Augusta Chairman Hootie Johnson, a former Columbia banker, pulled the plug on the tournaments' three major sponsors -- Coca Cola, IBM and Citigroup -- to shield them from negative publicity, a move expected to cost the club about $7 million.

With the loss of those sponsors went many of the room nights that locals, such as Redwood Drive resident Judy Collins, depend on each year.

Collins, whose three-bedroom, three-bath home is a half-mile from the front gate, said this is the first time in years her home has not rented.

"It's the trickle down effect," said Collins, who counts on the $3,000 per week she gets in rent during the Masters. "A lot of people in Augusta, like caterers and restaurants, depend on this. It's our 15 minutes of fame, and it's taking its toll."

Augusta Mayor Bob Young, who spent Saturday at the golf tournament with some corporate visitors, compared the Masters to having a 13th month each year for the local economy.

He said people would be hard pressed to find any locals supporting Burk.

"I don't think there is any doubt when it comes to the Masters that this is a company town," said Young.

"People are extremely supportive of the course. It pays taxes, provides jobs and contributes to charities, not to mention puts on a world class event each year."

The mayor's comments seemed to echo this week through the town of about 200,000 nestled on the banks of the Savannah River. The word on the street in the cafes, coffee shops and restaurants is that the protesters should go.

"It's Martha Jerk," said Pat McCraith, who owns Rolln' Frank, a hotdog stand he operates off the back of a golf cart in downtown. "Locally, people are pissed.

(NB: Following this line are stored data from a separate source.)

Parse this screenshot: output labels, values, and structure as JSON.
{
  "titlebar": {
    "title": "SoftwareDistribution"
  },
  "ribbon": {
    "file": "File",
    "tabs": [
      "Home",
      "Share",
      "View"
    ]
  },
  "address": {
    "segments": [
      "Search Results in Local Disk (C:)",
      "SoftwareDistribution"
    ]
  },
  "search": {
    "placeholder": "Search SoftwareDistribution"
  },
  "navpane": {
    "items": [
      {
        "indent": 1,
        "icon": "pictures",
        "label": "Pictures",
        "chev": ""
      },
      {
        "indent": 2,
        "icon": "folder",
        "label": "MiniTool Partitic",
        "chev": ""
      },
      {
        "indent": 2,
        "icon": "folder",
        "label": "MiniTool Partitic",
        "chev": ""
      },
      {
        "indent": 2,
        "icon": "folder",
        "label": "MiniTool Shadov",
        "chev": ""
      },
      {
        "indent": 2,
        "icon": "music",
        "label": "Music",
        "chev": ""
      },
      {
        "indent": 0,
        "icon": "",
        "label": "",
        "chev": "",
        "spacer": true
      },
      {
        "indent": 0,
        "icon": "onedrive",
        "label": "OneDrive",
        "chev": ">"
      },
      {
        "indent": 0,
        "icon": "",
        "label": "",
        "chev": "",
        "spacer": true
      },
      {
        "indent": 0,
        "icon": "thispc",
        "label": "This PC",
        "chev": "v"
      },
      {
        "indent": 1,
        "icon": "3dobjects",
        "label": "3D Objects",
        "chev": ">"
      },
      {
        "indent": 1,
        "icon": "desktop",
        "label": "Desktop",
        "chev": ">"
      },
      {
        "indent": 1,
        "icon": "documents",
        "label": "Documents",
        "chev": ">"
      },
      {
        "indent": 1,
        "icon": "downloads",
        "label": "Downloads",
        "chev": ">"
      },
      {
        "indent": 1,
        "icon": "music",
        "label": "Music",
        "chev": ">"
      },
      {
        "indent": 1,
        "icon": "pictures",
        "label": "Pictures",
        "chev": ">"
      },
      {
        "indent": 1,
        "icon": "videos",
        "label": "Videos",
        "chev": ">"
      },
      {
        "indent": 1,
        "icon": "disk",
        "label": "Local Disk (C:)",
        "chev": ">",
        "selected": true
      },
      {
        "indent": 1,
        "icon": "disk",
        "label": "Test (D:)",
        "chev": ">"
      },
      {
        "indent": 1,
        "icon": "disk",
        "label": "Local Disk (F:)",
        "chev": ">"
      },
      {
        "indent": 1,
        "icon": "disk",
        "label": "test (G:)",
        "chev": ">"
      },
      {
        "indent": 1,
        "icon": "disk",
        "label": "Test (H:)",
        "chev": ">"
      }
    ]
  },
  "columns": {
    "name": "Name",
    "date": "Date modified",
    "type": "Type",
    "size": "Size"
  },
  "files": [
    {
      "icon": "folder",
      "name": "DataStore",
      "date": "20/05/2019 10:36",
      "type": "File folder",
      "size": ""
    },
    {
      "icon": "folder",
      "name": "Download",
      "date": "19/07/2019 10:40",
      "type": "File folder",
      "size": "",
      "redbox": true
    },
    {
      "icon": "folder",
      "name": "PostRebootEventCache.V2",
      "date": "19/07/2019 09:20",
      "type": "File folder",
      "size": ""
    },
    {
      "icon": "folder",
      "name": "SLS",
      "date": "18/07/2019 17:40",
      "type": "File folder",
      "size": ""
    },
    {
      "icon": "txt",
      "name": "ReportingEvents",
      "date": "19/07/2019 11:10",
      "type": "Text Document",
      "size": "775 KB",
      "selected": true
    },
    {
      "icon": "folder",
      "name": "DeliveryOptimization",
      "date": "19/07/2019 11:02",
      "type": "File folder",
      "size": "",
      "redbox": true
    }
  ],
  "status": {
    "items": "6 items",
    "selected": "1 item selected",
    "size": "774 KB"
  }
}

She's acting like an immature child."

The constant media exposure -- much of it negative, and portraying Augusta as full of ignorant, country bumpkins -- prompted 29-year-old Allison Green to form Women Against Martha Burk. Green, who held her own protest last week, gathered more than 1,600 signatures of local women who disagree with Burk.

"I was born and raised in Augusta. I love this town," said Green, who is general manager of the Boll Weevil Cafe.

"She is not attacking Augusta National. She is attacking something that is an icon to us and dragging our city through the mud in the process."

Some of that local frustration was evident Saturday morning during the hour-long protest, when people in passing cars shouted derogatory comments like "Burk go home" and honked their car horns in support of Johnson and Augusta National's refusal to change its policy.

Throughout the morning, law enforcement officers stood on the perimeter of the five-acre field. At no point did the protest turn violent, though officers escorted one man away after he held up a sign directly in front of Burk that read "Make me dinner" before shouting "Oprah rules."

"She came into the lions den, she deserves to get eaten," said Ron Pontiff, a New Bern, N.C. resident who started Golfers for a Real Cause.

"She has only herself to thank for all that."

Burk was joined by New York state Congresswoman Carolyn Maloney, who beneath a sign reading "Discrimination is not an American Value" threatened to go after Augusta National's members who live in her district, which includes Manhattan.

"This is not an issue about allowing women into private clubs. It's about leveling the playing field," Maloney said. "What's at stake is keeping women out of the halls of power. It's stigmatizing."

Burk and others in her organization vowed to keep fighting, even after the Masters wraps up today. Their plan: target big companies whose executives belong to exclusive clubs like Augusta National. Some of those companies' logos, such as General Electric, IBM and Citigroup, were represented Saturday on posters that read "Women Pay while CEOs Play."

"We're not summertime soldiers," argued Alice Cohan of the Feminist Majority Foundation. "We've been fighting for equal rights for women for a long time. We're not going away."

While Burk and her supporters may push on with their battle to let women on the greens of Augusta National, many here say they should fight it from somewhere else. Protesting the Masters, many say, is akin to blasphemy.

"The people of Augusta love the Masters," said Green. "When the golf traffic signs go up, the air of anticipation is nothing any other city experiences. The people of Augusta love the Masters. Financially and emotionally, it is part of our lives."